The hotel employee came in, wheeled the machine over by a chair, connected a small plastic tube to an outlet on the machine, placed the tube around my head and under my nose, and then turned on the machine. That is when the first miracle happened. Within seconds I could feel the oxygen-rich air fill my lungs and spread to the rest of my body. It was truly amazing. Then the second miracle occurred. The dark cloud of fear, hopelessness, and doubt began to dissipate while the fogginess in my brain seemed to be blown away as with a strong wind. Life was good again, and I was going to live. Truly, the next two night’s rest were amazingly peaceful.

With a clear mind came a powerful realization. My seemingly unanswered prayers had indeed been answered. In fact, they had been answered even before I had asked. The machine – what I later learned was an oxygen concentrator – had been there ready to bring me comfort and safety all along; all I had to do was ask. But, in my state of hopelessness and fear I was unable to muster the faith sufficient to even do this small thing – ask. It occurred to me further how much this oxygen concentrator was like the Holy Spirit. The Spirit – the Comforter – is always ready to help us. All we have to do is ask with sufficient faith. Elder Richard G. Scott once taught that the Spirit respects our agency so much that he will never interfere in our lives unless we ask. ((From a talk given by Richard G Scott at a missionary zone conference in Beira, Mozambique in January 2011.)) Just like the machine in my room, the Spirit is ready to help and comfort us, just waiting for us to ask.

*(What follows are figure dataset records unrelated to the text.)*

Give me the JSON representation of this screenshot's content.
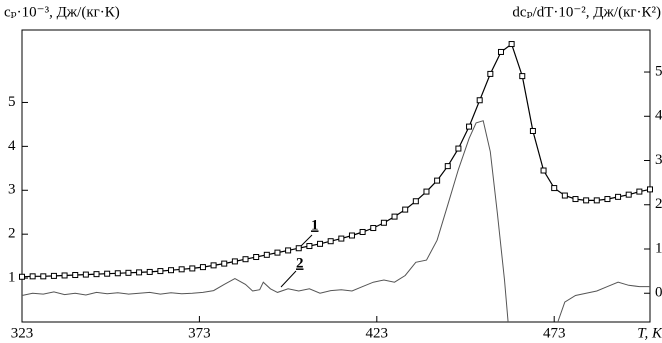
{
  "chart_data": {
    "type": "line",
    "y_label": "cₚ·10⁻³, Дж/(кг·К)",
    "y2_label": "dcₚ/dT·10⁻², Дж/(кг·К²)",
    "x_label": "T, K",
    "xlim": [
      323,
      500
    ],
    "xticks": [
      323,
      373,
      423,
      473
    ],
    "ylim": [
      0,
      6.65
    ],
    "yticks": [
      1,
      2,
      3,
      4,
      5
    ],
    "y2lim": [
      -0.65,
      5.95
    ],
    "y2ticks": [
      0,
      1,
      2,
      3,
      4,
      5
    ],
    "series": [
      {
        "name": "1",
        "color": "#000000",
        "marker": "square",
        "x": [
          323,
          326,
          329,
          332,
          335,
          338,
          341,
          344,
          347,
          350,
          353,
          356,
          359,
          362,
          365,
          368,
          371,
          374,
          377,
          380,
          383,
          386,
          389,
          392,
          395,
          398,
          401,
          404,
          407,
          410,
          413,
          416,
          419,
          422,
          425,
          428,
          431,
          434,
          437,
          440,
          443,
          446,
          449,
          452,
          455,
          458,
          461,
          464,
          467,
          470,
          473,
          476,
          479,
          482,
          485,
          488,
          491,
          494,
          497,
          500
        ],
        "values": [
          1.03,
          1.04,
          1.04,
          1.05,
          1.06,
          1.07,
          1.08,
          1.09,
          1.1,
          1.11,
          1.12,
          1.13,
          1.14,
          1.16,
          1.18,
          1.2,
          1.22,
          1.25,
          1.29,
          1.33,
          1.38,
          1.43,
          1.48,
          1.53,
          1.58,
          1.63,
          1.68,
          1.73,
          1.78,
          1.84,
          1.9,
          1.97,
          2.05,
          2.14,
          2.26,
          2.4,
          2.56,
          2.75,
          2.97,
          3.22,
          3.55,
          3.95,
          4.45,
          5.05,
          5.65,
          6.15,
          6.33,
          5.6,
          4.35,
          3.45,
          3.05,
          2.88,
          2.8,
          2.77,
          2.77,
          2.8,
          2.85,
          2.9,
          2.97,
          3.02
        ]
      },
      {
        "name": "2",
        "color": "#555555",
        "axis": "y2",
        "x": [
          323,
          326,
          329,
          332,
          335,
          338,
          341,
          344,
          347,
          350,
          353,
          356,
          359,
          362,
          365,
          368,
          371,
          374,
          377,
          380,
          383,
          386,
          388,
          390,
          391,
          393,
          395,
          398,
          401,
          404,
          407,
          410,
          413,
          416,
          419,
          422,
          425,
          428,
          431,
          434,
          437,
          440,
          443,
          446,
          449,
          451,
          453,
          455,
          457,
          459,
          460,
          467,
          474,
          476,
          479,
          482,
          485,
          488,
          491,
          494,
          497,
          500
        ],
        "values": [
          -0.05,
          0.0,
          -0.02,
          0.03,
          -0.03,
          0.0,
          -0.04,
          0.02,
          -0.01,
          0.01,
          -0.02,
          0.0,
          0.02,
          -0.02,
          0.01,
          -0.01,
          0.0,
          0.02,
          0.06,
          0.2,
          0.33,
          0.2,
          0.05,
          0.08,
          0.25,
          0.1,
          0.02,
          0.1,
          0.05,
          0.1,
          0.0,
          0.06,
          0.08,
          0.05,
          0.15,
          0.25,
          0.3,
          0.25,
          0.4,
          0.7,
          0.75,
          1.2,
          2.0,
          2.8,
          3.5,
          3.85,
          3.9,
          3.2,
          1.8,
          0.3,
          -0.65,
          null,
          -0.65,
          -0.2,
          -0.05,
          0.0,
          0.05,
          0.15,
          0.25,
          0.18,
          0.15,
          0.15
        ]
      }
    ]
  }
}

Perhaps not coincidentally, the word for Spirit in the Old Testament (רוּחַ Ruach) and in the New Testament (πνεῦμα pneuma) both have the same meaning – wind or breath. We read that when God “formed man from the dust of the ground” he also placed in him “his spirit,” or “the breath of life, and man became a living soul” (Abr 5:7).

Job wrote: “All the while my breath is in me, and the spirit of God is in my nostrils” (Job 27:3). Just as this oxygen concentrator brought comfort and restored hope and clarity of mind to me, the Spirit of God occupies the same role. And just as we need to constantly fill our physical lungs with renewing breath, we also need to fill our spiritual lungs with the Holy Spirit, else we die spiritually. As Job implied, we need to breathe in the Spirit – he needs to be in our nostrils and fill our lungs.

Isaiah, ever speaking in parallels, wrote: “Thus saith God the LORD, he that created the heavens, and stretched them out; he that spread forth the earth, and that which cometh out of it; he that giveth breath unto the people upon it, and spirit to them that walk therein” (Isaiah 42:5). In this verse the prophet compared giving breath unto the people with giving the spirit to them. The Spirit is indeed our life-giving breath.

That night on the high Tibetan plateau, when I experienced the deprivation of sleep and oxygen, taught me to be ever vigilant and grateful for the physical and spiritual lungs that the Lord has given me. I will always remember fondly the oxygen machine that helped me gain a new understanding of how the Spirit should and can work in my life.